For too long, agencies have been able to hide behind the absence of explicit prohibition. That era must end. Silence is not a shield. It is evidence — evidence of abdication, of institutional convenience, and of structural discrimination.

XII. Conclusion: Science, Power, and the Price People Pay

Frankie Palaguachi’s story is not unique. It is a window into a larger system that has allowed science to become policy without oversight. A single unapproved hair test was used to override his service, his reputation, and his due process rights. But behind that test stands a deeper architecture — decades of regulatory silence, institutional entrenchment, and civil rights harm.

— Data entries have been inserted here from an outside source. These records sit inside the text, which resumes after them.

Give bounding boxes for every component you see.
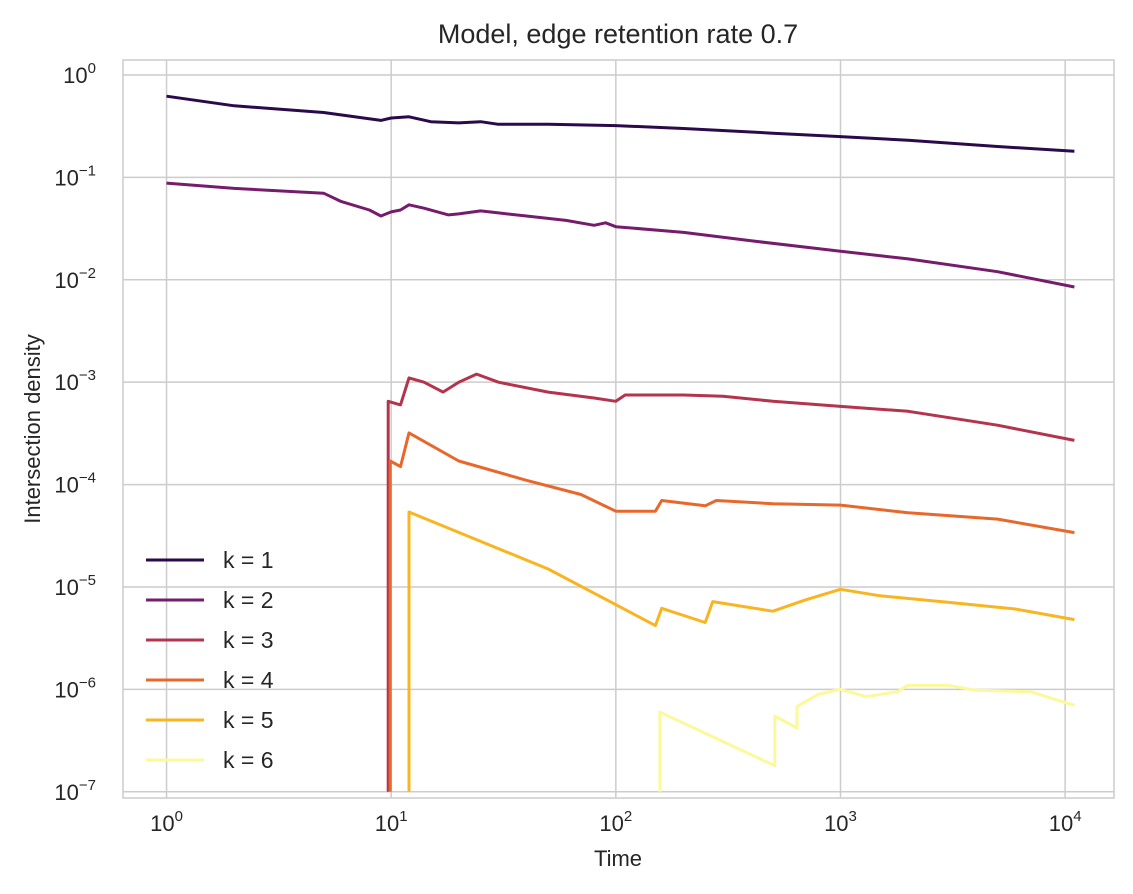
- legend-label: k = 3: [223, 627, 274, 653]
- series-line-k5: [407, 510, 1075, 792]
- y-tick-exponent: −6: [79, 674, 96, 691]
- y-tick-label: 10−7: [54, 777, 96, 805]
- legend-label: k = 4: [223, 667, 274, 693]
- legend-label: k = 2: [223, 587, 274, 613]
- x-tick-exponent: 2: [624, 808, 632, 825]
- x-tick-base: 10: [1049, 811, 1073, 836]
- x-tick-base: 10: [824, 811, 848, 836]
- legend: k = 1 k = 2 k = 3 k = 4 k = 5 k = 6: [146, 547, 274, 773]
- y-tick-base: 10: [54, 677, 78, 702]
- series-line-k3: [386, 372, 1075, 792]
- series-line-k6: [658, 683, 1075, 792]
- y-tick-exponent: −3: [79, 367, 96, 384]
- y-tick-exponent: −4: [79, 470, 96, 487]
- series-line-k4: [388, 431, 1075, 792]
- y-tick-base: 10: [54, 370, 78, 395]
- y-tick-label: 10−6: [54, 674, 96, 702]
- series-line-k2: [166, 181, 1075, 289]
- x-tick-exponent: 0: [175, 808, 183, 825]
- x-tick-base: 10: [375, 811, 399, 836]
- x-tick-exponent: 3: [849, 808, 857, 825]
- x-tick-label: 101: [375, 808, 408, 836]
- x-tick-base: 10: [599, 811, 623, 836]
- y-tick-label: 100: [63, 60, 96, 88]
- y-axis-title: Intersection density: [20, 334, 45, 524]
- y-tick-base: 10: [54, 473, 78, 498]
- y-tick-label: 10−4: [54, 470, 96, 498]
- x-axis-title: Time: [594, 846, 642, 871]
- series-lines: [166, 94, 1075, 792]
- x-tick-label: 102: [599, 808, 632, 836]
- chart-title: Model, edge retention rate 0.7: [438, 19, 798, 49]
- x-tick-exponent: 1: [399, 808, 407, 825]
- y-tick-exponent: −1: [79, 162, 96, 179]
- x-tick-label: 103: [824, 808, 857, 836]
- y-tick-base: 10: [63, 63, 87, 88]
- x-tick-labels: 100 101 102 103 104: [150, 808, 1081, 836]
- x-tick-base: 10: [150, 811, 174, 836]
- y-tick-exponent: 0: [88, 60, 96, 77]
- y-tick-exponent: −5: [79, 572, 96, 589]
- legend-label: k = 5: [223, 707, 274, 733]
- y-tick-base: 10: [54, 268, 78, 293]
- y-tick-exponent: −7: [79, 777, 96, 794]
- y-tick-label: 10−5: [54, 572, 96, 600]
- x-tick-exponent: 4: [1073, 808, 1081, 825]
- y-tick-base: 10: [54, 575, 78, 600]
- y-tick-label: 10−3: [54, 367, 96, 395]
- y-tick-label: 10−1: [54, 162, 96, 190]
- y-tick-base: 10: [54, 165, 78, 190]
- grid-lines: [123, 60, 1114, 798]
- legend-label: k = 6: [223, 747, 274, 773]
- legend-label: k = 1: [223, 547, 274, 573]
- x-tick-label: 104: [1049, 808, 1082, 836]
- plot-area: [122, 59, 1115, 799]
- series-line-k1: [166, 94, 1075, 153]
- y-tick-base: 10: [54, 780, 78, 805]
- y-tick-exponent: −2: [79, 265, 96, 282]
- x-tick-label: 100: [150, 808, 183, 836]
- y-tick-label: 10−2: [54, 265, 96, 293]
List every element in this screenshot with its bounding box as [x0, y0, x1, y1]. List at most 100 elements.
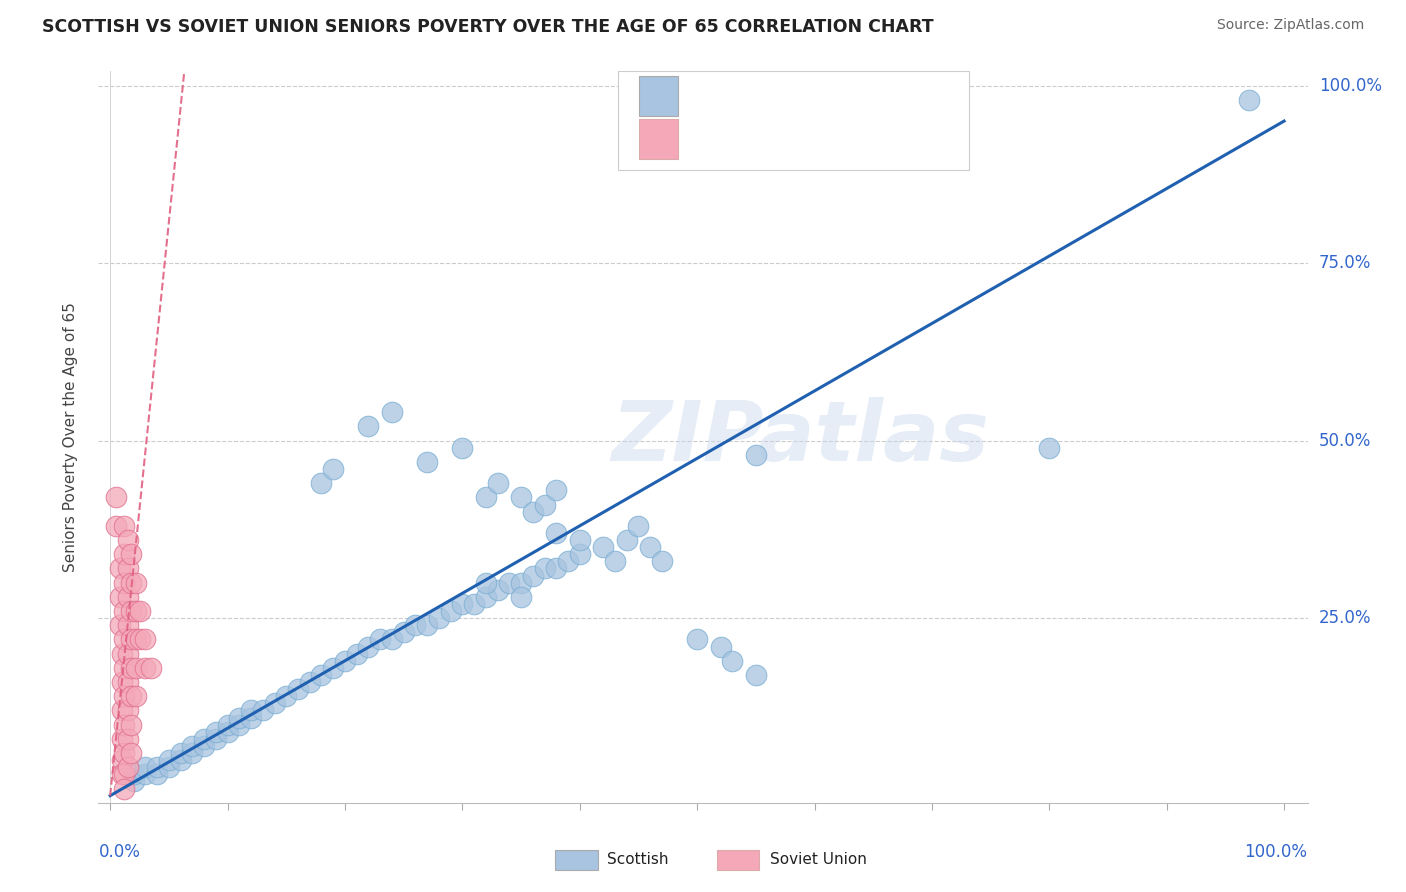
Point [357, 640, 380, 654]
Point [745, 668, 768, 682]
Text: R = 0.450   N = 49: R = 0.450 N = 49 [692, 130, 849, 148]
Point [475, 491, 498, 505]
Text: 50.0%: 50.0% [1319, 432, 1371, 450]
Point [745, 448, 768, 462]
Point [111, 731, 134, 746]
Point [533, 498, 555, 512]
Point [112, 575, 135, 590]
Point [204, 724, 226, 739]
Point [108, 561, 131, 575]
Point [111, 647, 134, 661]
Point [181, 746, 204, 760]
Point [125, 690, 148, 704]
Point [120, 575, 142, 590]
Point [120, 604, 142, 618]
Point [463, 597, 485, 611]
Point [111, 767, 134, 781]
Y-axis label: Seniors Poverty Over the Age of 65: Seniors Poverty Over the Age of 65 [63, 302, 77, 572]
Point [311, 668, 333, 682]
Bar [638, 76, 678, 116]
Point [169, 753, 191, 767]
Point [157, 760, 180, 774]
Point [322, 462, 344, 476]
Point [263, 697, 285, 711]
Point [616, 533, 638, 547]
Point [416, 455, 439, 469]
Point [381, 405, 404, 419]
Point [111, 753, 134, 767]
Point [510, 491, 533, 505]
Text: 100.0%: 100.0% [1244, 843, 1308, 861]
Point [439, 604, 461, 618]
Point [111, 704, 134, 718]
Point [134, 767, 156, 781]
Point [710, 640, 733, 654]
Point [112, 717, 135, 731]
Point [181, 739, 204, 753]
Point [533, 561, 555, 575]
Point [120, 690, 142, 704]
Point [217, 724, 239, 739]
Point [117, 675, 139, 690]
Point [322, 661, 344, 675]
Point [112, 767, 135, 781]
Point [510, 590, 533, 604]
Text: Scottish: Scottish [607, 853, 669, 867]
Point [486, 476, 509, 491]
Point [122, 774, 145, 789]
Point [117, 533, 139, 547]
Point [112, 604, 135, 618]
Point [638, 540, 661, 554]
Point [117, 647, 139, 661]
Point [603, 554, 626, 568]
Point [117, 618, 139, 632]
Point [120, 547, 142, 561]
Point [557, 554, 579, 568]
Point [112, 661, 135, 675]
Point [112, 781, 135, 796]
Point [117, 561, 139, 575]
Point [108, 590, 131, 604]
Point [381, 632, 404, 647]
Point [111, 675, 134, 690]
Point [627, 519, 650, 533]
Point [112, 547, 135, 561]
Point [346, 647, 368, 661]
Point [128, 604, 150, 618]
Text: 0.0%: 0.0% [98, 843, 141, 861]
Point [392, 625, 415, 640]
Point [157, 753, 180, 767]
Text: Source: ZipAtlas.com: Source: ZipAtlas.com [1216, 18, 1364, 32]
Point [122, 767, 145, 781]
Point [721, 654, 744, 668]
Point [125, 632, 148, 647]
Point [125, 661, 148, 675]
Point [134, 632, 156, 647]
Point [451, 441, 474, 455]
Point [475, 575, 498, 590]
Point [134, 760, 156, 774]
Point [510, 575, 533, 590]
Point [105, 519, 128, 533]
Point [146, 760, 169, 774]
Point [686, 632, 709, 647]
FancyBboxPatch shape [619, 71, 969, 170]
Point [1237, 93, 1260, 107]
Point [120, 746, 142, 760]
Point [276, 690, 298, 704]
Text: 75.0%: 75.0% [1319, 254, 1371, 272]
Point [287, 682, 309, 697]
Text: SCOTTISH VS SOVIET UNION SENIORS POVERTY OVER THE AGE OF 65 CORRELATION CHART: SCOTTISH VS SOVIET UNION SENIORS POVERTY… [42, 18, 934, 36]
Point [169, 746, 191, 760]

When science is used to exclude people from jobs, careers, and livelihoods, the burden of proof must rest with those who wield the tool, not with those subjected to it. Silence cannot be allowed to carry the force of law.

The path forward is clear:

  • Transparency from regulators.

  • Enforcement of legal validation requirements.

  • Civil rights accountability for institutions that weaponize unapproved tools.

  • Litigation and petitions that force agencies to speak, to draw lines, and to own the consequences of their silence.

Science without oversight is not neutral. It is a tool of power. And power exercised in silence is precisely what civil rights law was built to confront.

Frankie’s petition is more than an individual challenge. It is a declaration that silence no longer controls the narrative. It is a step toward restoring accountability to a system that has hidden behind technical language for far too long.